Figure 3: Close-up of the marble showing bands of light gray marble and bands of slate. These different color bands suggest that different types of rocks were metamorphosed to form this boulder.
Figure 4: Another close-up of the marble, showing the variations in grain size present in the lighter gray areas of the rock
How did it form?
Marble forms when a pre-existing limestone rock is heated to such extreme temperatures that the minerals grow larger and fuse together. The dark, foliated bands cutting through the marble are a different kind of metamorphic rock, such as slate. Slate forms when fine-grained sedimentary rocks like siltstone and shale are metamorphosed in response to intense heat and pressure.
How would a geologist figure out how it formed using rock characteristics?
Marble is metamorphosed limestone. Limestone is a sedimentary rock that is composed of the mineral calcite. When a drop of dilute hydrochloric acid is placed on this rock, it bubbles and fizzes as carbon dioxide is released. This reaction can occur only when a rock is composed of the mineral calcite (CaCO3).
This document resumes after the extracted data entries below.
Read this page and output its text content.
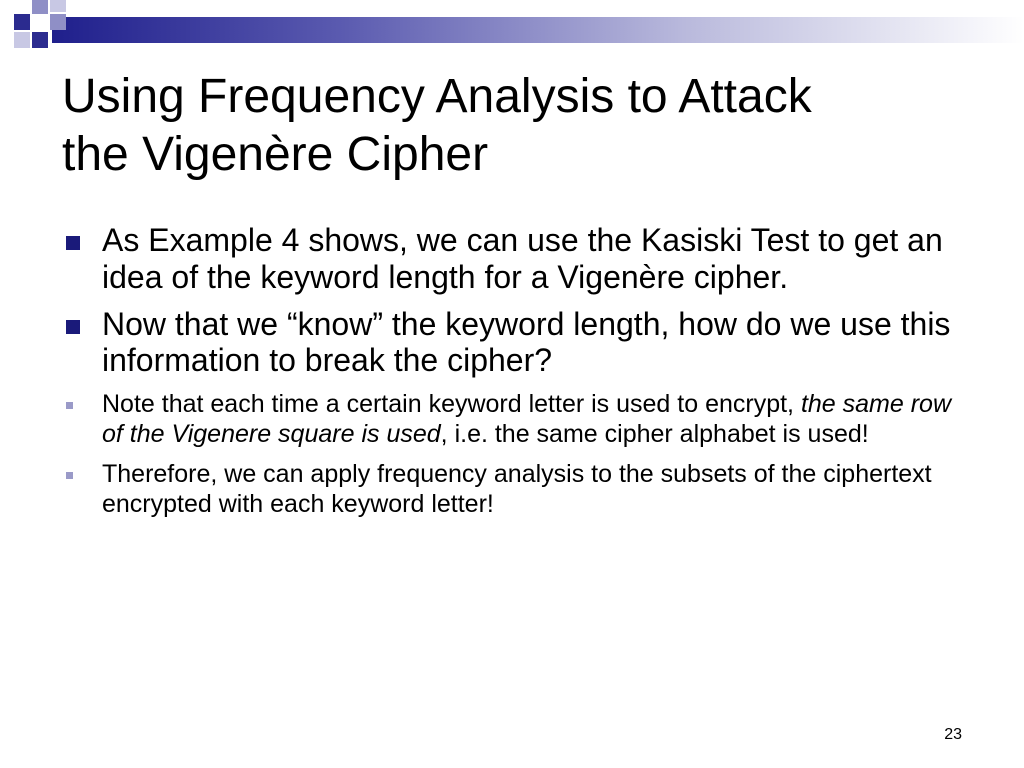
Using Frequency Analysis to Attack
the Vigenère Cipher
As Example 4 shows, we can use the Kasiski Test to get an idea of the keyword length for a Vigenère cipher.
Now that we “know” the keyword length, how do we use this information to break the cipher?
Note that each time a certain keyword letter is used to encrypt, the same row of the Vigenere square is used, i.e. the same cipher alphabet is used!
Therefore, we can apply frequency analysis to the subsets of the ciphertext encrypted with each keyword letter!
23
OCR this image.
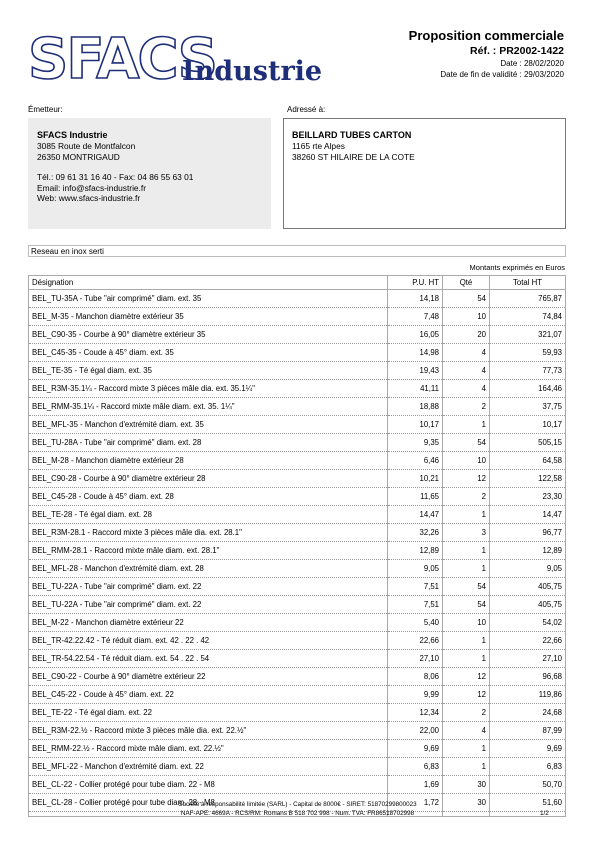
SFACS
Industrie
Proposition commerciale
Réf. : PR2002-1422
Date : 28/02/2020
Date de fin de validité : 29/03/2020
Émetteur:
SFACS Industrie
3085 Route de Montfalcon
26350 MONTRIGAUD
Tél.: 09 61 31 16 40 - Fax: 04 86 55 63 01
Email: info@sfacs-industrie.fr
Web: www.sfacs-industrie.fr
Adressé à:
BEILLARD TUBES CARTON
1165 rte Alpes
38260 ST HILAIRE DE LA COTE
Reseau en inox serti
Montants exprimés en Euros
Désignation	P.U. HT	Qté	Total HT
BEL_TU-35A - Tube "air comprimé" diam. ext. 35	14,18	54	765,87
BEL_M-35 - Manchon diamètre extérieur 35	7,48	10	74,84
BEL_C90-35 - Courbe à 90° diamètre extérieur 35	16,05	20	321,07
BEL_C45-35 - Coude à 45° diam. ext. 35	14,98	4	59,93
BEL_TE-35 - Té égal diam. ext. 35	19,43	4	77,73
BEL_R3M-35.1¼ - Raccord mixte 3 pièces mâle dia. ext. 35.1¼"	41,11	4	164,46
BEL_RMM-35.1¼ - Raccord mixte mâle diam. ext. 35. 1¼"	18,88	2	37,75
BEL_MFL-35 - Manchon d'extrémité diam. ext. 35	10,17	1	10,17
BEL_TU-28A - Tube "air comprimé" diam. ext. 28	9,35	54	505,15
BEL_M-28 - Manchon diamètre extérieur 28	6,46	10	64,58
BEL_C90-28 - Courbe à 90° diamètre extérieur 28	10,21	12	122,58
BEL_C45-28 - Coude à 45° diam. ext. 28	11,65	2	23,30
BEL_TE-28 - Té égal diam. ext. 28	14,47	1	14,47
BEL_R3M-28.1 - Raccord mixte 3 pièces mâle dia. ext. 28.1"	32,26	3	96,77
BEL_RMM-28.1 - Raccord mixte mâle diam. ext. 28.1"	12,89	1	12,89
BEL_MFL-28 - Manchon d'extrémité diam. ext. 28	9,05	1	9,05
BEL_TU-22A - Tube "air comprimé" diam. ext. 22	7,51	54	405,75
BEL_TU-22A - Tube "air comprimé" diam. ext. 22	7,51	54	405,75
BEL_M-22 - Manchon diamètre extérieur 22	5,40	10	54,02
BEL_TR-42.22.42 - Té réduit diam. ext. 42 . 22 . 42	22,66	1	22,66
BEL_TR-54.22.54 - Té réduit diam. ext. 54 . 22 . 54	27,10	1	27,10
BEL_C90-22 - Courbe à 90° diamètre extérieur 22	8,06	12	96,68
BEL_C45-22 - Coude à 45° diam. ext. 22	9,99	12	119,86
BEL_TE-22 - Té égal diam. ext. 22	12,34	2	24,68
BEL_R3M-22.½ - Raccord mixte 3 pièces mâle dia. ext. 22.½"	22,00	4	87,99
BEL_RMM-22.½ - Raccord mixte mâle diam. ext. 22.½"	9,69	1	9,69
BEL_MFL-22 - Manchon d'extrémité diam. ext. 22	6,83	1	6,83
BEL_CL-22 - Collier protégé pour tube diam. 22 - M8	1,69	30	50,70
BEL_CL-28 - Collier protégé pour tube diam. 28 - M8	1,72	30	51,60

Société à responsabilité limitée (SARL) - Capital de 8000€ - SIRET: 51870299800023
NAF-APE: 4669A - RCS/RM: Romans B 518 702 998 - Num. TVA: FR86518702998	1/2
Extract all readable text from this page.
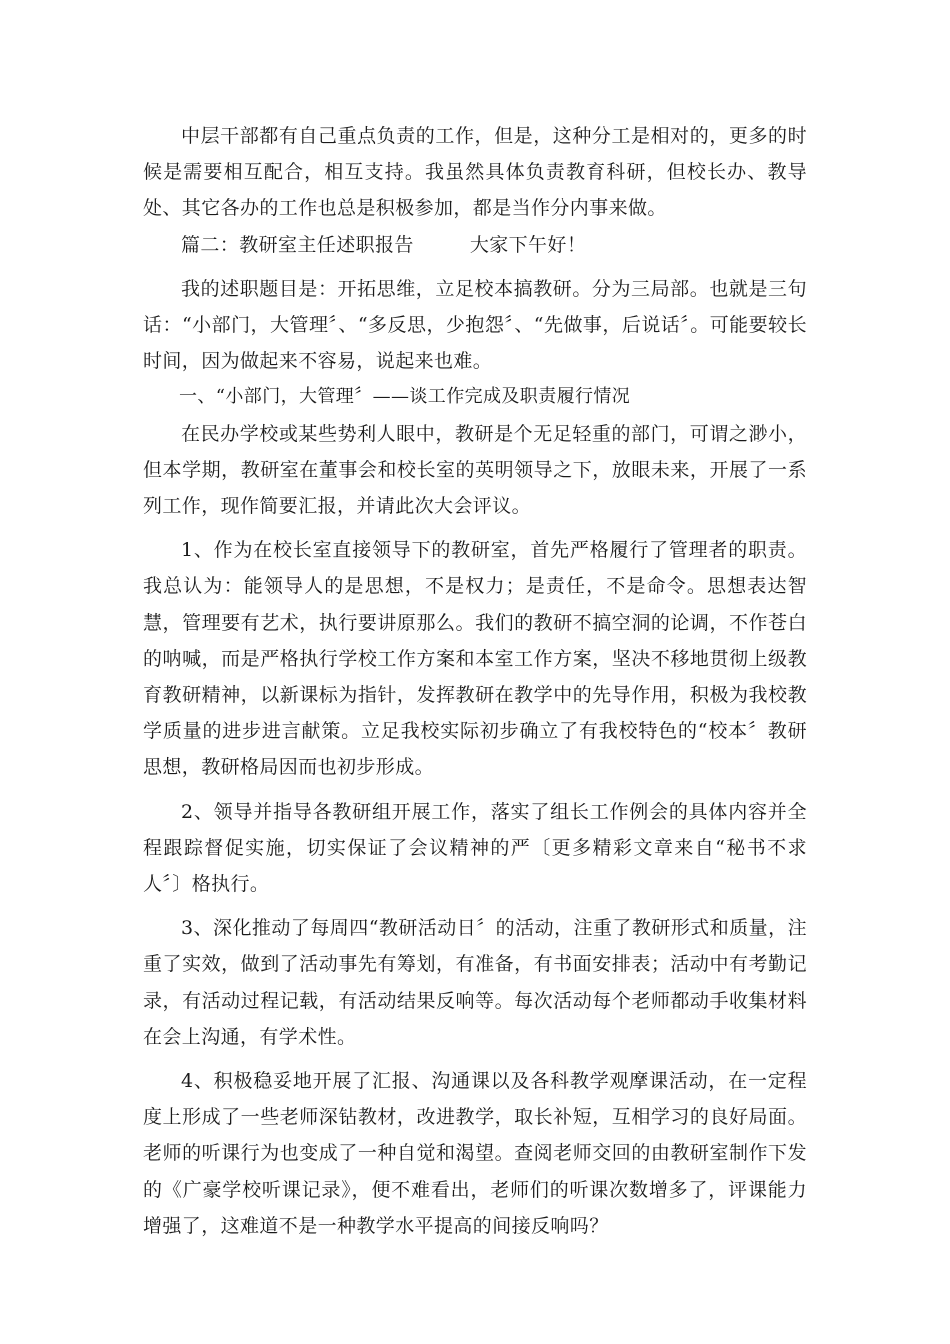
中层干部都有自己重点负责的工作，但是，这种分工是相对的，更多的时候是需要相互配合，相互支持。我虽然具体负责教育科研，但校长办、教导处、其它各办的工作也总是积极参加，都是当作分内事来做。

篇二：教研室主任述职报告	大家下午好！

我的述职题目是：开拓思维，立足校本搞教研。分为三局部。也就是三句话：“小部门，大管理〞、“多反思，少抱怨〞、“先做事，后说话〞。可能要较长时间，因为做起来不容易，说起来也难。

一、“小部门，大管理〞——谈工作完成及职责履行情况

在民办学校或某些势利人眼中，教研是个无足轻重的部门，可谓之渺小，但本学期，教研室在董事会和校长室的英明领导之下，放眼未来，开展了一系列工作，现作简要汇报，并请此次大会评议。

1、作为在校长室直接领导下的教研室，首先严格履行了管理者的职责。我总认为：能领导人的是思想，不是权力；是责任，不是命令。思想表达智慧，管理要有艺术，执行要讲原那么。我们的教研不搞空洞的论调，不作苍白的呐喊，而是严格执行学校工作方案和本室工作方案，坚决不移地贯彻上级教育教研精神，以新课标为指针，发挥教研在教学中的先导作用，积极为我校教学质量的进步进言献策。立足我校实际初步确立了有我校特色的“校本〞教研思想，教研格局因而也初步形成。

2、领导并指导各教研组开展工作，落实了组长工作例会的具体内容并全程跟踪督促实施，切实保证了会议精神的严〔更多精彩文章来自“秘书不求人〞〕格执行。

3、深化推动了每周四“教研活动日〞的活动，注重了教研形式和质量，注重了实效，做到了活动事先有筹划，有准备，有书面安排表；活动中有考勤记录，有活动过程记载，有活动结果反响等。每次活动每个老师都动手收集材料在会上沟通，有学术性。

4、积极稳妥地开展了汇报、沟通课以及各科教学观摩课活动，在一定程度上形成了一些老师深钻教材，改进教学，取长补短，互相学习的良好局面。老师的听课行为也变成了一种自觉和渴望。查阅老师交回的由教研室制作下发的《广豪学校听课记录》，便不难看出，老师们的听课次数增多了，评课能力增强了，这难道不是一种教学水平提高的间接反响吗？
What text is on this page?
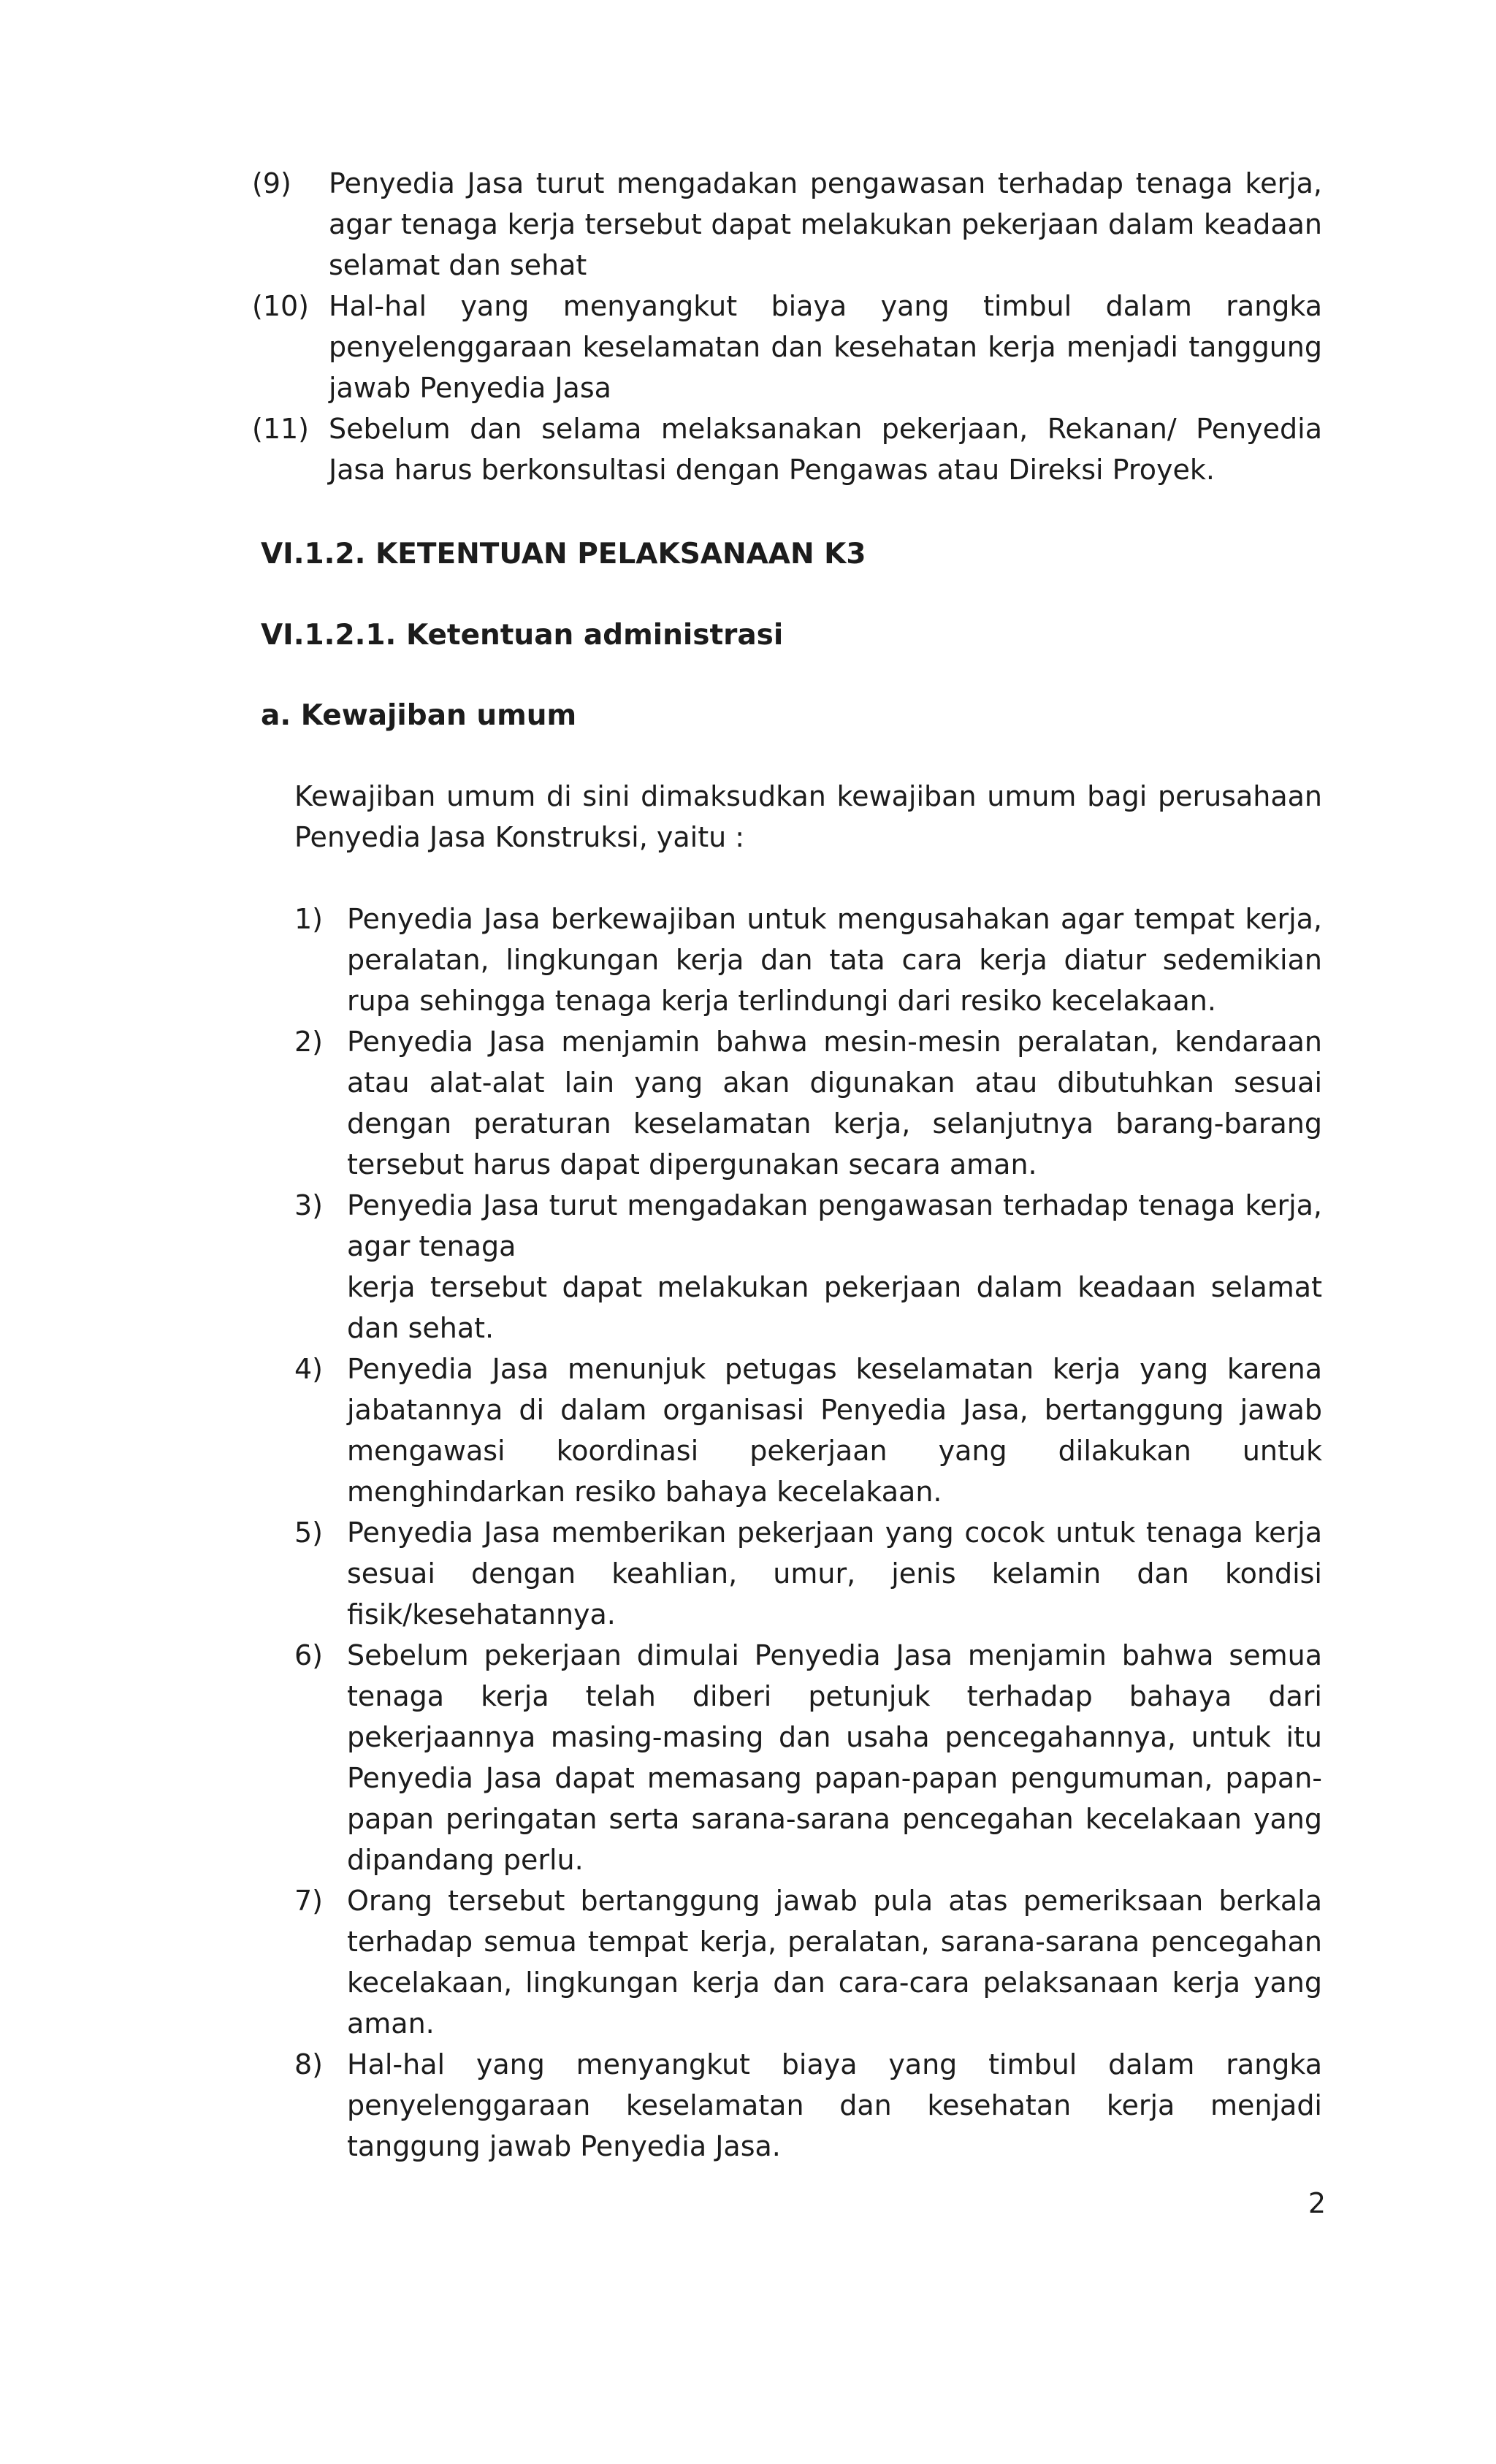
(9) Penyedia Jasa turut mengadakan pengawasan terhadap tenaga kerja, agar tenaga kerja tersebut dapat melakukan pekerjaan dalam keadaan selamat dan sehat
(10) Hal-hal yang menyangkut biaya yang timbul dalam rangka penyelenggaraan keselamatan dan kesehatan kerja menjadi tanggung jawab Penyedia Jasa
(11) Sebelum dan selama melaksanakan pekerjaan, Rekanan/ Penyedia Jasa harus berkonsultasi dengan Pengawas atau Direksi Proyek.
VI.1.2. KETENTUAN PELAKSANAAN K3
VI.1.2.1. Ketentuan administrasi
a. Kewajiban umum
Kewajiban umum di sini dimaksudkan kewajiban umum bagi perusahaan Penyedia Jasa Konstruksi, yaitu :
1) Penyedia Jasa berkewajiban untuk mengusahakan agar tempat kerja, peralatan, lingkungan kerja dan tata cara kerja diatur sedemikian rupa sehingga tenaga kerja terlindungi dari resiko kecelakaan.
2) Penyedia Jasa menjamin bahwa mesin-mesin peralatan, kendaraan atau alat-alat lain yang akan digunakan atau dibutuhkan sesuai dengan peraturan keselamatan kerja, selanjutnya barang-barang tersebut harus dapat dipergunakan secara aman.
3) Penyedia Jasa turut mengadakan pengawasan terhadap tenaga kerja, agar tenaga
kerja tersebut dapat melakukan pekerjaan dalam keadaan selamat dan sehat.
4) Penyedia Jasa menunjuk petugas keselamatan kerja yang karena jabatannya di dalam organisasi Penyedia Jasa, bertanggung jawab mengawasi koordinasi pekerjaan yang dilakukan untuk menghindarkan resiko bahaya kecelakaan.
5) Penyedia Jasa memberikan pekerjaan yang cocok untuk tenaga kerja sesuai dengan keahlian, umur, jenis kelamin dan kondisi fisik/kesehatannya.
6) Sebelum pekerjaan dimulai Penyedia Jasa menjamin bahwa semua tenaga kerja telah diberi petunjuk terhadap bahaya dari pekerjaannya masing-masing dan usaha pencegahannya, untuk itu Penyedia Jasa dapat memasang papan-papan pengumuman, papan-papan peringatan serta sarana-sarana pencegahan kecelakaan yang dipandang perlu.
7) Orang tersebut bertanggung jawab pula atas pemeriksaan berkala terhadap semua tempat kerja, peralatan, sarana-sarana pencegahan kecelakaan, lingkungan kerja dan cara-cara pelaksanaan kerja yang aman.
8) Hal-hal yang menyangkut biaya yang timbul dalam rangka penyelenggaraan keselamatan dan kesehatan kerja menjadi tanggung jawab Penyedia Jasa.
2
When limestone metamorphoses, it does not form foliation, but the calcite minerals do grow larger and fuse together.
Figure 5: A close-up view of the surface of the marble showing the surface texture where the minerals have fused together during metamorphism.
The presence of the foliated rock, likely slate, suggests that, before this rock metamorphosed, it was composed of limestone (the parent rock of marble) layered with small-grained sedimentary rocks, like siltstone or shale. Siltstone and shale develop foliation during metamorphism, while limestone does not. Perhaps before the metamorphism, this rock formed in the deep ocean, where silt and clay particles and small pieces of shelly debris accumulated. Then, after the rock had lithified, becoming solid rock of limestone interbedded with shale, it experienced metamorphism, likely associated with continental collision. Continental collisions generally cause high heat and pressure to occur and could have formed both the marble and slate in a single event.
Other interesting information
On the Southern Wake Campus rock, you might observe what are called "slickensides" if you look closely. Slickensides are permanent marks that are made as rocks rub past each other along a fault. This faulting and movement may have happened when the rock metamorphosed or sometime afterward in a separate event.
Figure 6: These are two images showing the "slickensides" on the Southern Wake Campus boulder. The white is calcite that was scraped and broken during the faulting event. Based on the shape of the slickensides in both of these images, the rock face in the picture would have moved to the left during faulting.